So New York Governor Hochul’s saying “Please get him out of the country” wasn’t enough?
Governor Hochul reports that on Wednesday, September 4, 2024, she convinced the State Department to expel Huang Ping, China’s consul general in New York, because of his alleged connection to the alleged schemes of the governor’s former aide, Linda Sun. The scheming had all been laid out in detail in a federal indictment.
Contradicting Hochul, the State Department said that no, we didn’t expel Huang. Huang did leave the country, State said, but simply because his current term had ended in August. (It seems that spy terms always end around the time the spy is discovered.)
Still here
But if Huang’s term was supposed to have already more or less ended by the time Hochul asked State to get rid of him, thus obviating the State Department’s need to do so, it is odd that Huang continued to go about his consular duties as usual, which is what the consulate reported.
After not leaving country, Huang showed up “at a swanky function hosted at the Plaza Hotel. The Chinese consulate general and the China Daily CCP propaganda outlet both publicized his appearance there. Just two days after the arrest of Linda Sun, who allegedly acted at the direction of an unnamed ‘high-ranking government official’ at the consulate, Huang delivered a cloying address calling for cooperation between the U.S. and China.”
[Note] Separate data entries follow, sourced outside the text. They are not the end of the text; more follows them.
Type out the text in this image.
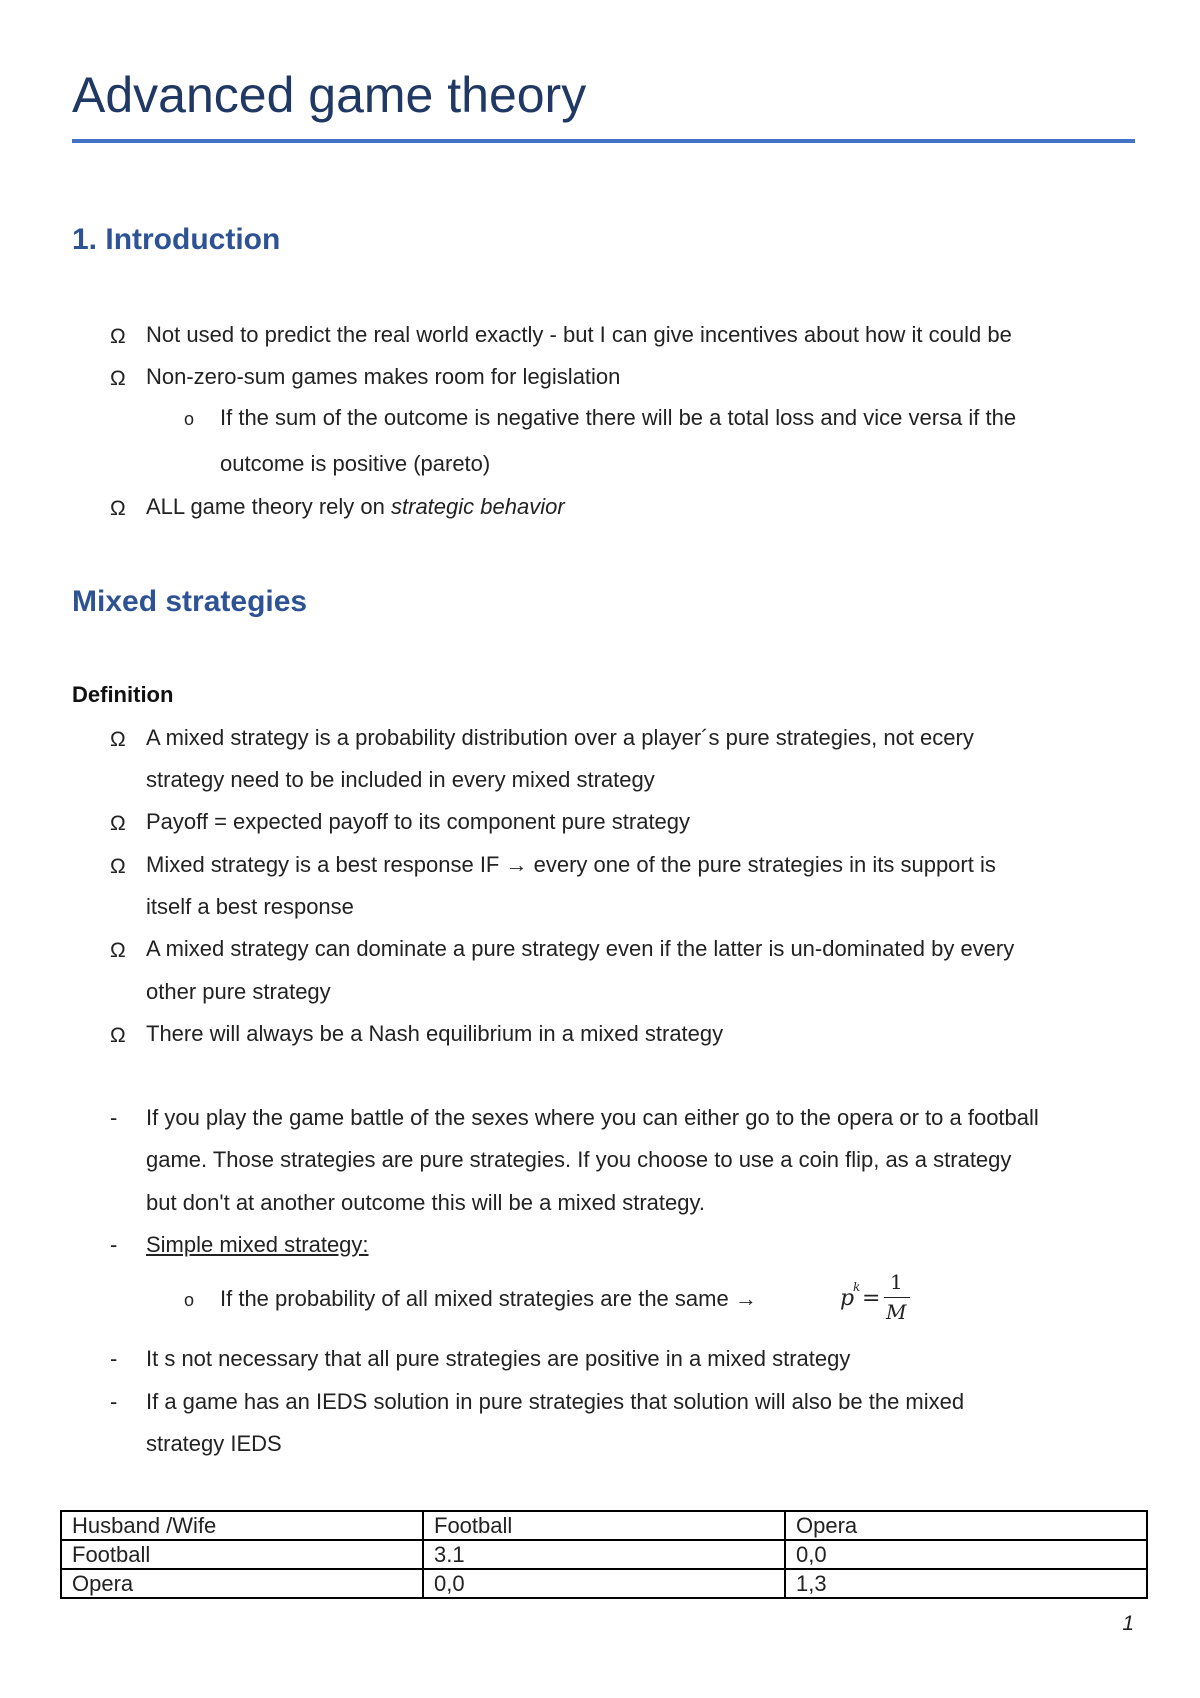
Advanced game theory
1. Introduction
Ω Not used to predict the real world exactly - but I can give incentives about how it could be
Ω Non-zero-sum games makes room for legislation
o If the sum of the outcome is negative there will be a total loss and vice versa if the
outcome is positive (pareto)
Ω ALL game theory rely on strategic behavior
Mixed strategies
Definition
Ω A mixed strategy is a probability distribution over a player´s pure strategies, not ecery
strategy need to be included in every mixed strategy
Ω Payoff = expected payoff to its component pure strategy
Ω Mixed strategy is a best response IF → every one of the pure strategies in its support is
itself a best response
Ω A mixed strategy can dominate a pure strategy even if the latter is un-dominated by every
other pure strategy
Ω There will always be a Nash equilibrium in a mixed strategy
- If you play the game battle of the sexes where you can either go to the opera or to a football
game. Those strategies are pure strategies. If you choose to use a coin flip, as a strategy
but don't at another outcome this will be a mixed strategy.
-
Simple mixed strategy:
o If the probability of all mixed strategies are the same →	p
k =
1
M
- It s not necessary that all pure strategies are positive in a mixed strategy
- If a game has an IEDS solution in pure strategies that solution will also be the mixed
strategy IEDS
Husband /Wife	Football	Opera
Football	3.1	0,0
Opera	0,0	1,3
1
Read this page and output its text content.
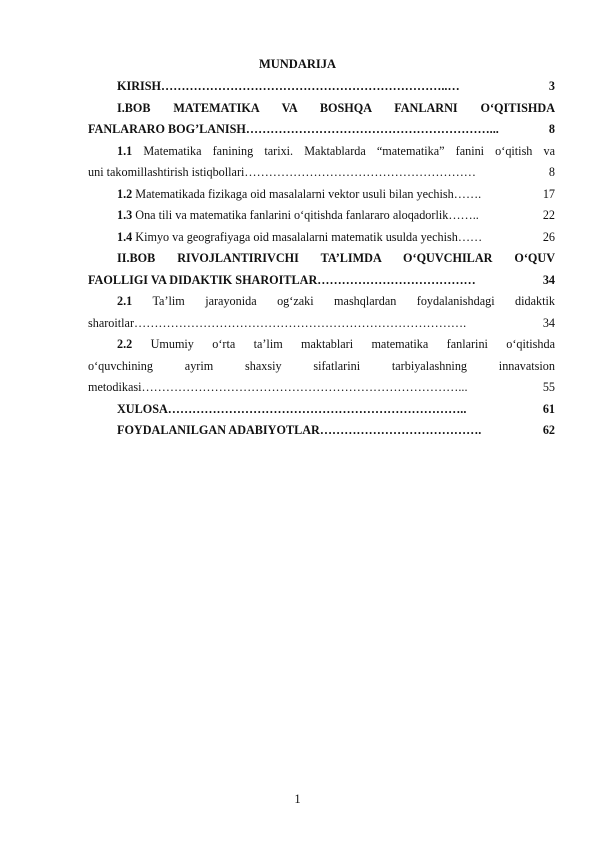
MUNDARIJA
KIRISH ……………………………………………………………..…	3
I.BOB MATEMATIKA VA BOSHQA FANLARNI O‘QITISHDA
FANLARARO BOG’LANISH ……………………………………………………...	8
1.1 Matematika fanining tarixi. Maktablarda “matematika” fanini o‘qitish va
uni takomillashtirish istiqbollari …………………………………………………	8
1.2 Matematikada fizikaga oid masalalarni vektor usuli bilan yechish …….	17
1.3 Ona tili va matematika fanlarini o‘qitishda fanlararo aloqadorlik ……..	22
1.4 Kimyo va geografiyaga oid masalalarni matematik usulda yechish ……	26
II.BOB RIVOJLANTIRIVCHI TA’LIMDA O‘QUVCHILAR O‘QUV
FAOLLIGI VA DIDAKTIK SHAROITLAR …………………………………	34
2.1 Ta’lim jarayonida og‘zaki mashqlardan foydalanishdagi didaktik
sharoitlar ……………………………………………………………………….	34
2.2 Umumiy o‘rta ta’lim maktablari matematika fanlarini o‘qitishda
o‘quvchining ayrim shaxsiy sifatlarini tarbiyalashning innavatsion
metodikasi ……………………………………………………………………...	55
XULOSA ………………………………………………………………..	61
FOYDALANILGAN ADABIYOTLAR ………………………………….	62
1
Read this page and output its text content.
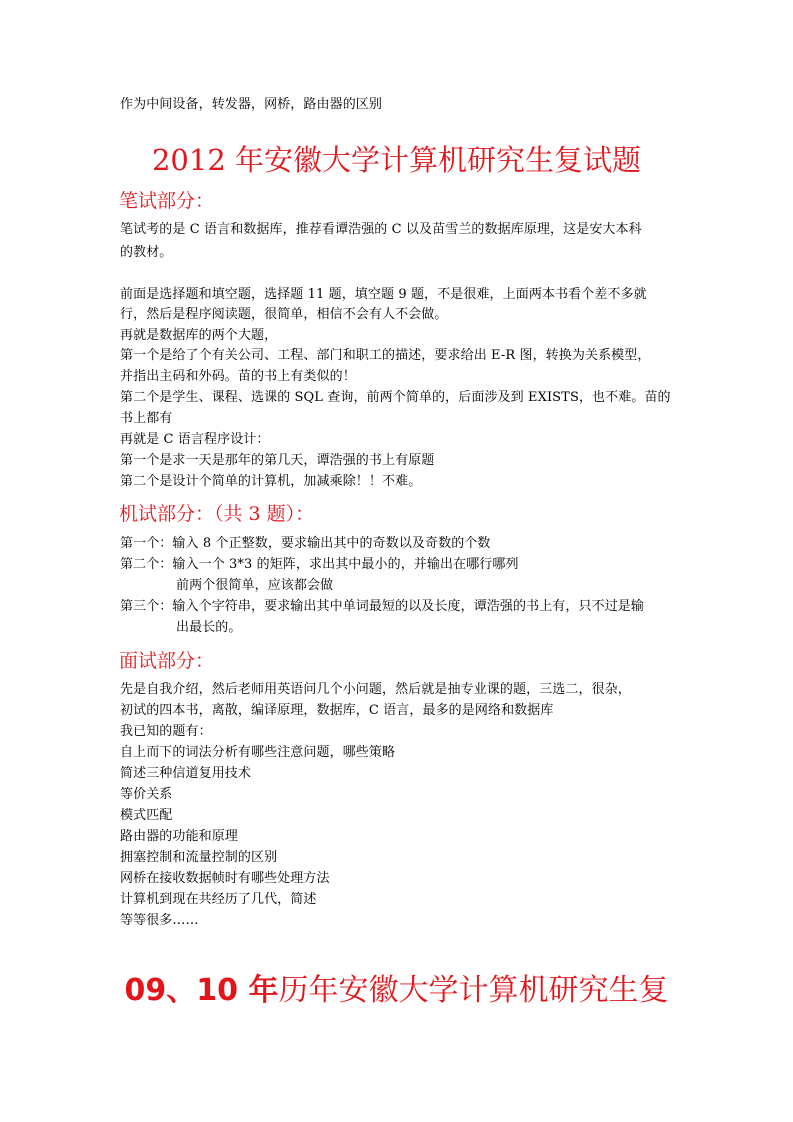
作为中间设备，转发器，网桥，路由器的区别
2012 年安徽大学计算机研究生复试题
笔试部分：
笔试考的是 C 语言和数据库，推荐看谭浩强的 C 以及苗雪兰的数据库原理，这是安大本科
的教材。
前面是选择题和填空题，选择题 11 题，填空题 9 题，不是很难，上面两本书看个差不多就
行，然后是程序阅读题，很简单，相信不会有人不会做。
再就是数据库的两个大题，
第一个是给了个有关公司、工程、部门和职工的描述，要求给出 E-R 图，转换为关系模型，
并指出主码和外码。苗的书上有类似的！
第二个是学生、课程、选课的 SQL 查询，前两个简单的，后面涉及到 EXISTS，也不难。苗的
书上都有
再就是 C 语言程序设计：
第一个是求一天是那年的第几天，谭浩强的书上有原题
第二个是设计个简单的计算机，加减乘除！！不难。
机试部分：（共 3 题）：
第一个：输入 8 个正整数，要求输出其中的奇数以及奇数的个数
第二个：输入一个 3*3 的矩阵，求出其中最小的，并输出在哪行哪列
前两个很简单，应该都会做
第三个：输入个字符串，要求输出其中单词最短的以及长度，谭浩强的书上有，只不过是输
出最长的。
面试部分：
先是自我介绍，然后老师用英语问几个小问题，然后就是抽专业课的题，三选二，很杂，
初试的四本书，离散，编译原理，数据库，C 语言，最多的是网络和数据库
我已知的题有：
自上而下的词法分析有哪些注意问题，哪些策略
简述三种信道复用技术
等价关系
模式匹配
路由器的功能和原理
拥塞控制和流量控制的区别
网桥在接收数据帧时有哪些处理方法
计算机到现在共经历了几代，简述
等等很多……
09、10 年历年安徽大学计算机研究生复
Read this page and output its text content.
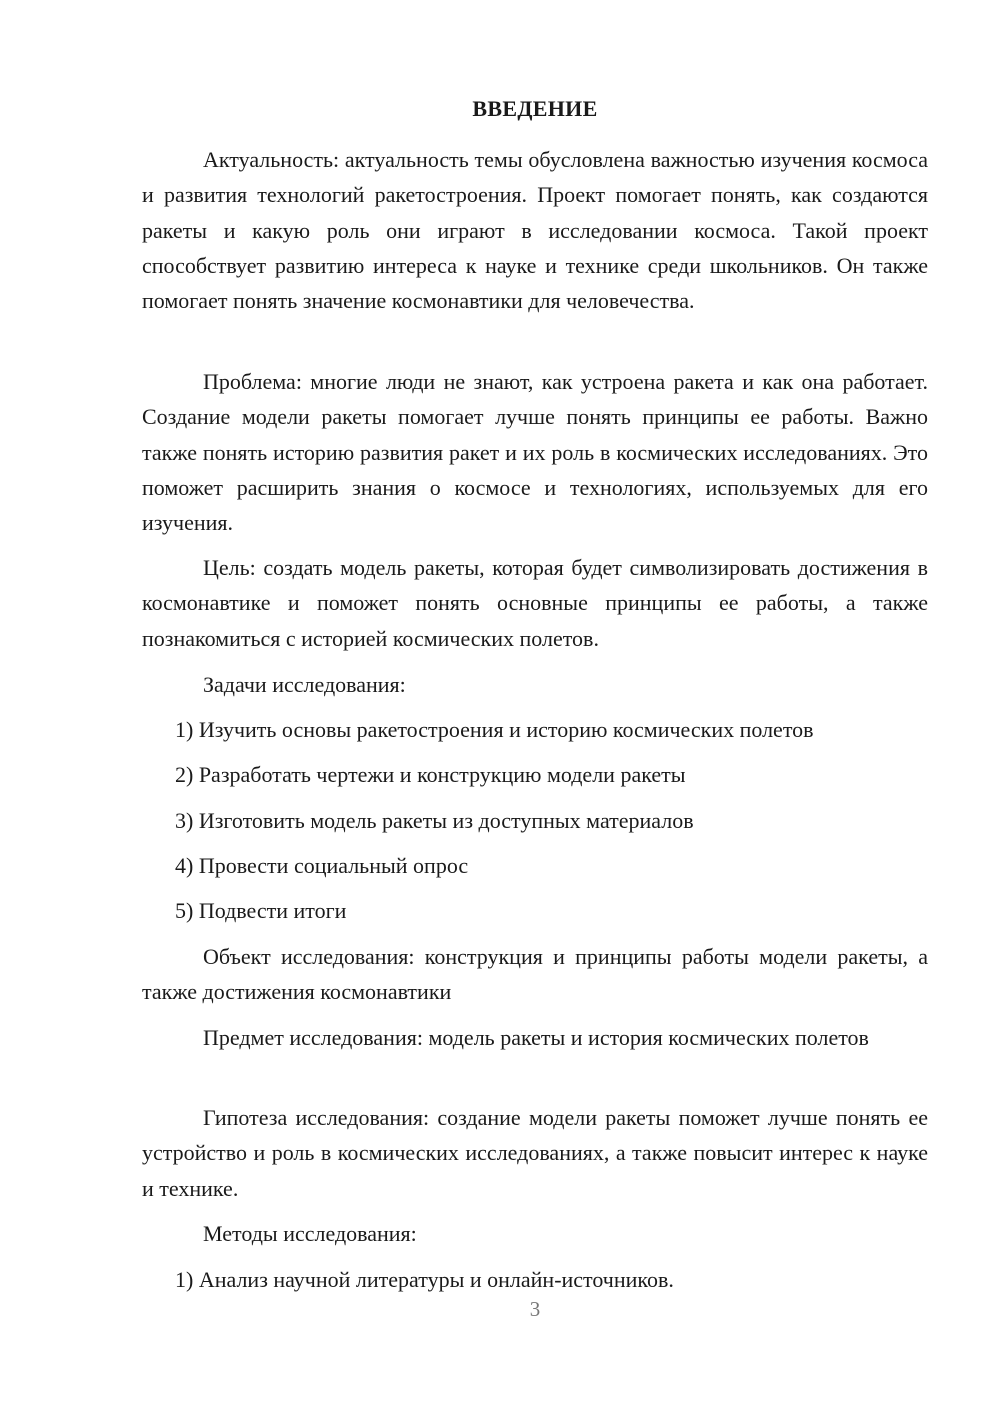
ВВЕДЕНИЕ
Актуальность: актуальность темы обусловлена важностью изучения космоса и развития технологий ракетостроения. Проект помогает понять, как создаются ракеты и какую роль они играют в исследовании космоса. Такой проект способствует развитию интереса к науке и технике среди школьников. Он также помогает понять значение космонавтики для человечества.
Проблема: многие люди не знают, как устроена ракета и как она работает. Создание модели ракеты помогает лучше понять принципы ее работы. Важно также понять историю развития ракет и их роль в космических исследованиях. Это поможет расширить знания о космосе и технологиях, используемых для его изучения.
Цель: создать модель ракеты, которая будет символизировать достижения в космонавтике и поможет понять основные принципы ее работы, а также познакомиться с историей космических полетов.
Задачи исследования:
1) Изучить основы ракетостроения и историю космических полетов
2) Разработать чертежи и конструкцию модели ракеты
3) Изготовить модель ракеты из доступных материалов
4) Провести социальный опрос
5) Подвести итоги
Объект исследования: конструкция и принципы работы модели ракеты, а также достижения космонавтики
Предмет исследования: модель ракеты и история космических полетов
Гипотеза исследования: создание модели ракеты поможет лучше понять ее устройство и роль в космических исследованиях, а также повысит интерес к науке и технике.
Методы исследования:
1) Анализ научной литературы и онлайн-источников.
3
The cloying address was about the virtues of people-to-people power, a timely theme. Of course, Chinese Communist Party spies and manipulators are eager to meet people and get to know them. They are people persons.
It was State Department spokesman Mark Miller who said: “Our understanding is that the consul general reached the end of a regular, scheduled rotation in August, and so rotated out of the position—but was not expelled…. It was the end of August, is my understanding.”
Was this understanding based on watching Huang board a plane? Based on a hazy atmosphere of almost-but-not-quite-complete grasp of Huang’s location circulating in the ventilation system of the State Department? Or what, exactly? How hard is it to know whether a prominent Chinese official, the one heading up the consulate, is in town or out of town? Put out an all-points bulletin if you have to.
The plot thins
Michael Sobolik with the American Foreign Policy Council says that the State Department “appears to be treating Huang with kid gloves in order to limit the risk of retaliation from Beijing.” In other words, the State Department is lying, as I understand it. (Or it is being “a little vague,” suggests a former State Department official.)
National Review: “When asked for comment, a State Department official referred National Review to Miller’s remarks from last week, the day before Huang appeared in public. A spokesperson did not respond to a follow-up question asking whether State previously knew that Huang remained in Manhattan as of Thursday evening. Neither Hochul’s office nor the consulate general responded to requests for comment today.”
Sobolik: “If we’re hesitant to push back, we can expect to see more cases like this.”
The first step in dealing with any problem is deciding to deal with it.